Turns out hurting my back was one of the best things that ever happened to me.
But it was also debilitating. Not having that confidence in your back or body for that matter to be as active as you want.
And look I’m not 100% now, I doubt I’ll ever be. But I can still lift weights, stay fit and play with my nephews.
That’s all that really matters.
I know how to keep it strong
and what not to do
But what you might find surprising is I don’t do any of the usual recommended exercises.
In fact I’ve found most of the usual advice is utter horse shit.
I’ve had many clients come to me with back pain. They’d been given exercises to do but they didn’t work.
Some exercises made it worse.
They’ve had to give up playing their sport.
They struggled to play with their kids because of the pain.
And things like sitting or driving was absolute murder for their back.
I’ll give you some specific examples in a bit.
What’s wrong with the current advice?
To put it bluntly it doesn’t work.
Many people who go under the knife still have back pain after the op. So I’m gonna do everything I can to make sure I stay well away from surgery.
“…Although disc protrusions detected on X-ray are often blamed, they rarely are responsible for the pain, and surgery is seldom successful at alleviating it.”
That quote comes straight from the World Health Organisation
The problem with physiotherapy, and the core training they advise, is it doesn’t work either.
The studies show back
pain is not improved
by core training
So all that Pilates and ab work is useless? To an extent yes. Most of the pain reduction would happen with just rest.

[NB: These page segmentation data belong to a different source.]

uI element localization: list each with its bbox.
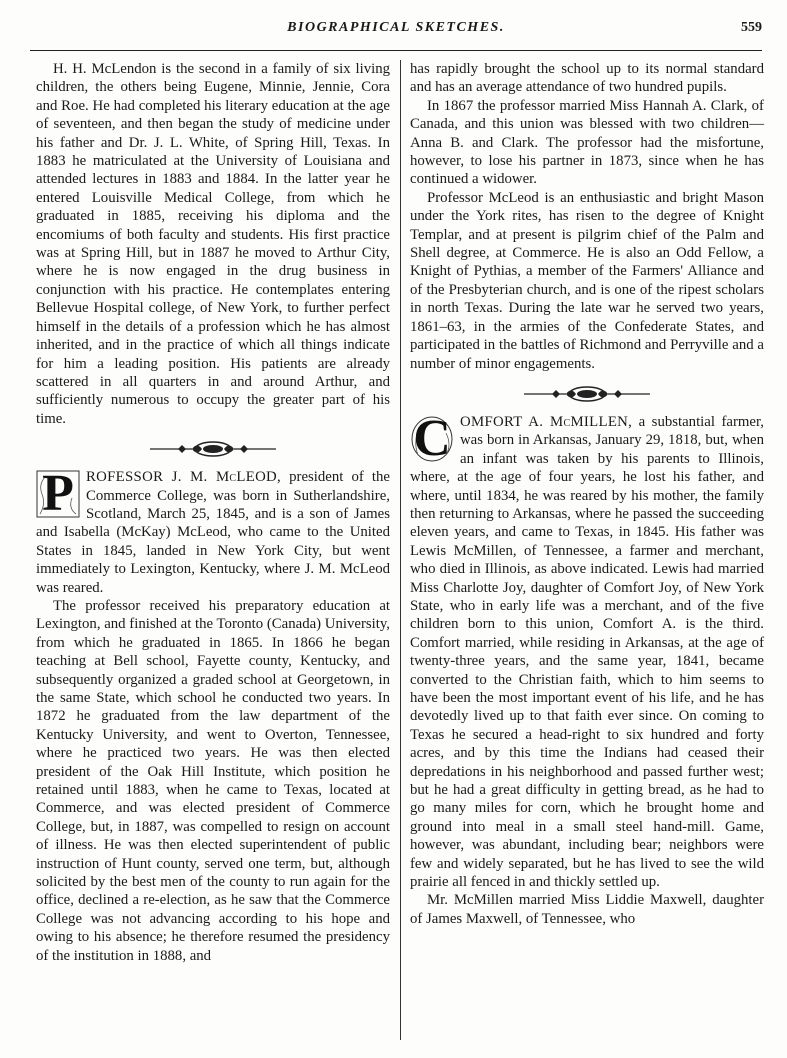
page-header	[30, 20, 762, 46]
left-column	[36, 60, 390, 965]
running-title: BIOGRAPHICAL SKETCHES.	[287, 20, 505, 35]
dropcap-c: C	[410, 415, 454, 463]
sketch-mcmillen	[410, 409, 764, 892]
sketch-mcleod	[36, 465, 390, 597]
paragraph-mcmillen-marriage: Mr. McMillen married Miss Liddie Maxwell, daughter of James Maxwell, of Tennessee, who	[410, 892, 764, 927]
right-column	[410, 60, 764, 928]
section-ornament	[410, 381, 764, 407]
page-number: 559	[741, 20, 762, 35]
paragraph-mcleod-education: The professor received his preparatory education at Lexington, and finished at the Toronto (Canada) University, from which he graduated in 1865. In 1866 he began teaching at Bell school, Fayette county, Kentucky, and subsequently organized a graded school at Georgetown, in the same State, which school he conducted two years. In 1872 he graduated from the law department of the Kentucky University, and went to Overton, Tennessee, where he practiced two years. He was then elected president of the Oak Hill Institute, which position he retained until 1883, when he came to Texas, located at Commerce, and was elected president of Commerce College, but, in 1887, was compelled to resign on account of illness. He was then elected superintendent of public instruction of Hunt county, served one term, but, although solicited by the best men of the county to run again for the office, declined a re-election, as he saw that the Commerce College was not advancing according to his hope and owing to his absence; he therefore resumed the presidency of the institution in 1888, and	[36, 597, 391, 964]
dropcap-p: P	[36, 470, 80, 518]
ornament-icon	[522, 384, 652, 404]
sketch-intro-mcmillen: a substantial farmer, was born in Arkansas, January 29, 1818, but, when an infant was taken by his parents to Illinois, where, at the age of four years, he lost his father, and where, until 1834, he was reared by his mother, the family then returning to Arkansas, where he passed the succeeding eleven years, and came to Texas, in 1845. His father was Lewis McMillen, of Tennessee, a farmer and merchant, who died in Illinois, as above indicated. Lewis had married Miss Charlotte Joy, daughter of Comfort Joy, of New York State, who in early life was a merchant, and of the five children born to this union, Comfort A. is the third. Comfort married, while residing in Arkansas, at the age of twenty-three years, and the same year, 1841, became converted to the Christian faith, which to him seems to have been the most important event of his life, and he has devotedly lived up to that faith ever since. On coming to Texas he secured a head-right to six hundred and forty acres, and by this time the Indians had ceased their depredations in his neighborhood and passed further west; but he had a great difficulty in getting bread, as he had to go many miles for corn, which he brought home and ground into meal in a small steel hand-mill. Game, however, was abundant, including bear; neighbors were few and widely separated, but he has lived to see the wild prairie all fenced in and thickly settled up.	[410, 413, 764, 891]
sketch-name-mcmillen: OMFORT A. McMILLEN,	[460, 413, 633, 430]
ornament-icon	[148, 439, 278, 459]
paragraph-mclendon: H. H. McLendon is the second in a family of six living children, the others being Eugene, Minnie, Jennie, Cora and Roe. He had completed his literary education at the age of seventeen, and then began the study of medicine under his father and Dr. J. L. White, of Spring Hill, Texas. In 1883 he matriculated at the University of Louisiana and attended lectures in 1883 and 1884. In the latter year he entered Louisville Medical College, from which he graduated in 1885, receiving his diploma and the encomiums of both faculty and students. His first practice was at Spring Hill, but in 1887 he moved to Arthur City, where he is now engaged in the drug business in conjunction with his practice. He contemplates entering Bellevue Hospital college, of New York, to further perfect himself in the details of a profession which he has almost inherited, and in the practice of which all things indicate for him a leading position. His patients are already scattered in all quarters in and around Arthur, and sufficiently numerous to occupy the greater part of his time.	[36, 61, 390, 427]
paragraph-mcleod-marriage: In 1867 the professor married Miss Hannah A. Clark, of Canada, and this union was blessed with two children—Anna B. and Clark. The professor had the misfortune, however, to lose his partner in 1873, since when he has continued a widower.	[410, 97, 764, 188]
paragraph-continued: has rapidly brought the school up to its normal standard and has an average attendance of two hundred pupils.	[410, 61, 764, 96]
section-ornament	[36, 436, 390, 462]
header-rule	[30, 50, 762, 51]
paragraph-mcleod-mason: Professor McLeod is an enthusiastic and bright Mason under the York rites, has risen to the degree of Knight Templar, and at present is pilgrim chief of the Palm and Shell degree, at Commerce. He is also an Odd Fellow, a Knight of Pythias, a member of the Farmers' Alliance and of the Presbyterian church, and is one of the ripest scholars in north Texas. During the late war he served two years, 1861–63, in the armies of the Confederate States, and participated in the battles of Richmond and Perryville and a number of minor engagements.	[410, 189, 764, 372]
sketch-intro-mcleod: president of the Commerce College, was born in Sutherlandshire, Scotland, March 25, 1845, and is a son of James and Isabella (McKay) McLeod, who came to the United States in 1845, landed in New York City, but went immediately to Lexington, Kentucky, where J. M. McLeod was reared.	[36, 469, 390, 596]
column-divider	[400, 60, 401, 1040]
sketch-name-mcleod: ROFESSOR J. M. McLEOD,	[86, 469, 282, 486]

The World Health Organiscation states…
“Acute back pain is the most common presentation and is usually self-limiting, lasting less than three months regardless of treatment…No single treatment is superior to others; patients prefer manipulative therapy, but studies have not demonstrated that it has any superiority over others.”
Interesting fact there is most acute back pain will resolve itself.
But what if yours hasn’t?
Or what if it leaves you feeling like you’ve a weak back?
Like you have to be very careful of it. In fear of injuring it again?
That’s no way to live your life.
Plus Pilates and core training won’t get you strong for things that require actual strength.
It’s all very well and good lying on the floor and feeling your core ‘working’ but what happens when you stand up, move, twist and turn, pick up heavy shit?
What if you want to get fit?
Or lose some weight?
Pilates and core training simply won’t give you the necessary function to do any of that.
All they do is make you good at Pilates and core training.
And the reason why?
Because core training is completely misunderstood.
- It’s not about your abs.
- It’s not about pulling your belly button in.
- Or imagining you need a piss.
For the simple reason your back pain may not have anything to do with those muscles.
Your back pain is unique to you
It is primarily caused by muscle imbalances. Certain muscles are too tight, some are too weak others are over working to compensate.
But to lump you in with everyone else and just say you need to strengthen your core is utter nonsense.
You need to know
- what to strengthen,
- what to stretch,
- and very importantly what NOT to stretch.
Stretching the wrong muscles could make you much worse.
Especially if those muscles are tightening up to compensate for a weakness elsewhere.
Releasing those tight muscles, which is what stretching aims to do, can release any stability you might have. And that can make you feel much worse.